The researchers found that when cancer cells get densely packed they secrete two proteins that deliver a stark message to other cancerous cells: go away. This causes the cancer cells to break off from the pack and float through the blood stream or lymphatic system to other sites and start growing afresh.
“It’s like waiting for a table in a severely overcrowded restaurant and then getting a message that says you need to take your appetite elsewhere,” said Hasini.
“We found it was not the overall size of a primary tumor that caused cancer cells to spread, but how tightly those cells are jammed together when they break away from the tumor.”
Providing another analogy, Hasini said: “If you look at the human population, once we become too dense in an area, we move out to the suburbs or wherever, and we decide to set up shop there. I think the cancer cells are doing the same thing.”

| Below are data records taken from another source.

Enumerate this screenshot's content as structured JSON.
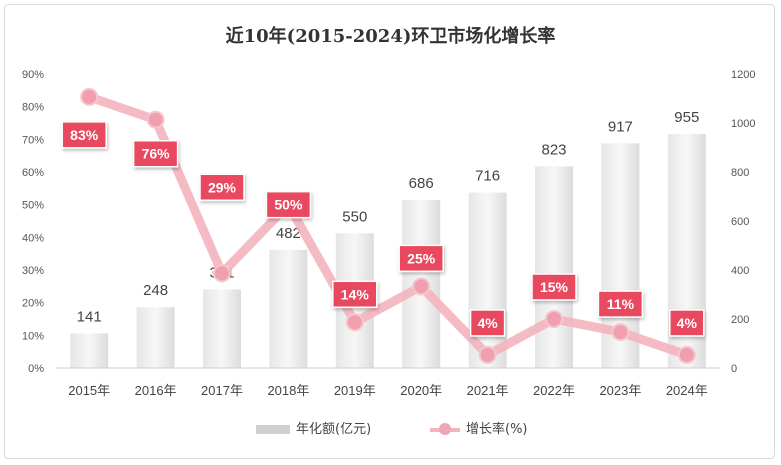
{
  "chart_data": {
    "type": "bar",
    "title": "近10年(2015-2024)环卫市场化增长率",
    "categories": [
      "2015年",
      "2016年",
      "2017年",
      "2018年",
      "2019年",
      "2020年",
      "2021年",
      "2022年",
      "2023年",
      "2024年"
    ],
    "series": [
      {
        "name": "年化额(亿元)",
        "type": "bar",
        "axis": "right",
        "values": [
          141,
          248,
          321,
          482,
          550,
          686,
          716,
          823,
          917,
          955
        ],
        "color": "#d9d9d9"
      },
      {
        "name": "增长率(%)",
        "type": "line",
        "axis": "left",
        "values": [
          83,
          76,
          29,
          50,
          14,
          25,
          4,
          15,
          11,
          4
        ],
        "labels": [
          "83%",
          "76%",
          "29%",
          "50%",
          "14%",
          "25%",
          "4%",
          "15%",
          "11%",
          "4%"
        ],
        "color": "#f4b4bf"
      }
    ],
    "left_axis": {
      "min": 0,
      "max": 90,
      "step": 10,
      "ticks": [
        "0%",
        "10%",
        "20%",
        "30%",
        "40%",
        "50%",
        "60%",
        "70%",
        "80%",
        "90%"
      ]
    },
    "right_axis": {
      "min": 0,
      "max": 1200,
      "step": 200,
      "ticks": [
        "0",
        "200",
        "400",
        "600",
        "800",
        "1000",
        "1200"
      ]
    },
    "label_color": "#e84a5f",
    "grid": false,
    "legend_position": "bottom"
  }
}
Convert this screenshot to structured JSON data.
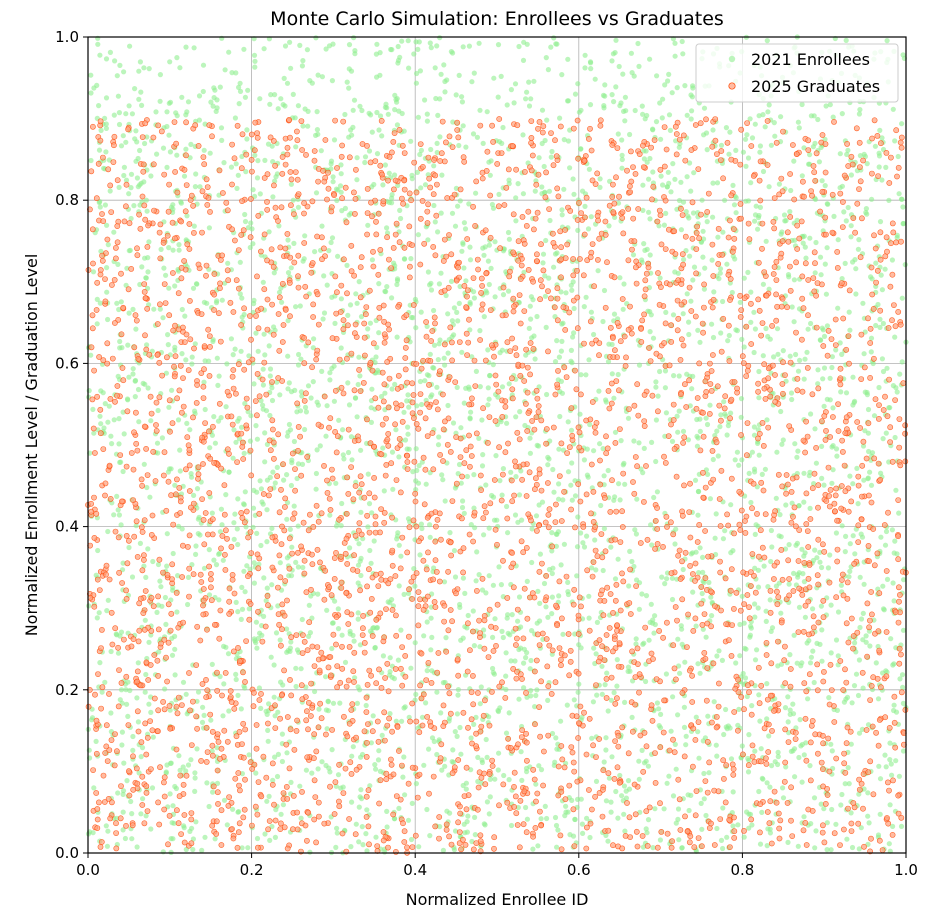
{
  "chart_data": {
    "type": "scatter",
    "title": "Monte Carlo Simulation: Enrollees vs Graduates",
    "xlabel": "Normalized Enrollee ID",
    "ylabel": "Normalized Enrollment Level / Graduation Level",
    "xlim": [
      0.0,
      1.0
    ],
    "ylim": [
      0.0,
      1.0
    ],
    "x_ticks": [
      "0.0",
      "0.2",
      "0.4",
      "0.6",
      "0.8",
      "1.0"
    ],
    "y_ticks": [
      "0.0",
      "0.2",
      "0.4",
      "0.6",
      "0.8",
      "1.0"
    ],
    "grid": true,
    "legend_position": "top-right",
    "series": [
      {
        "name": "2021 Enrollees",
        "color": "#90ee90",
        "alpha": 0.6,
        "distribution": "uniform",
        "n_points": 4000,
        "seed": 2021,
        "x_range": [
          0.0,
          1.0
        ],
        "y_range": [
          0.0,
          1.0
        ]
      },
      {
        "name": "2025 Graduates",
        "color": "#ffa07a",
        "edge_color": "#ff4500",
        "alpha": 0.7,
        "distribution": "uniform",
        "n_points": 3500,
        "seed": 2025,
        "x_range": [
          0.0,
          1.0
        ],
        "y_range": [
          0.0,
          0.9
        ]
      }
    ]
  }
}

Typically, cancer research and treatment has focused on shrinking the primary tumor through chemotherapy or other methods. But, the team said, by attacking the deadly process of metastasis, more patients could survive.
Contrary to the hair loss, nausea and other negative side effects patients undergoing chemotherapy suffer, Denis Wirtz, Johns Hopkins’ vice provost for research and director of its Physical Sciences-Oncology Center, who was a senior author on the paper, said the side effects from the drugs used in the study would be minimal. The drugs the team used were Tocilizumab, a rheumatoid arthritis treatment, and Reparixin, which is being evaluated for cancer treatment.
Wirtz predicted a future where cancer would be fought with a mix of chemotherapy to shrink the primary tumor and drug cocktails like the one the Hopkins team developed to ensure it would not metastasize. He compared such a treatment to how HIV/AIDS is treated today.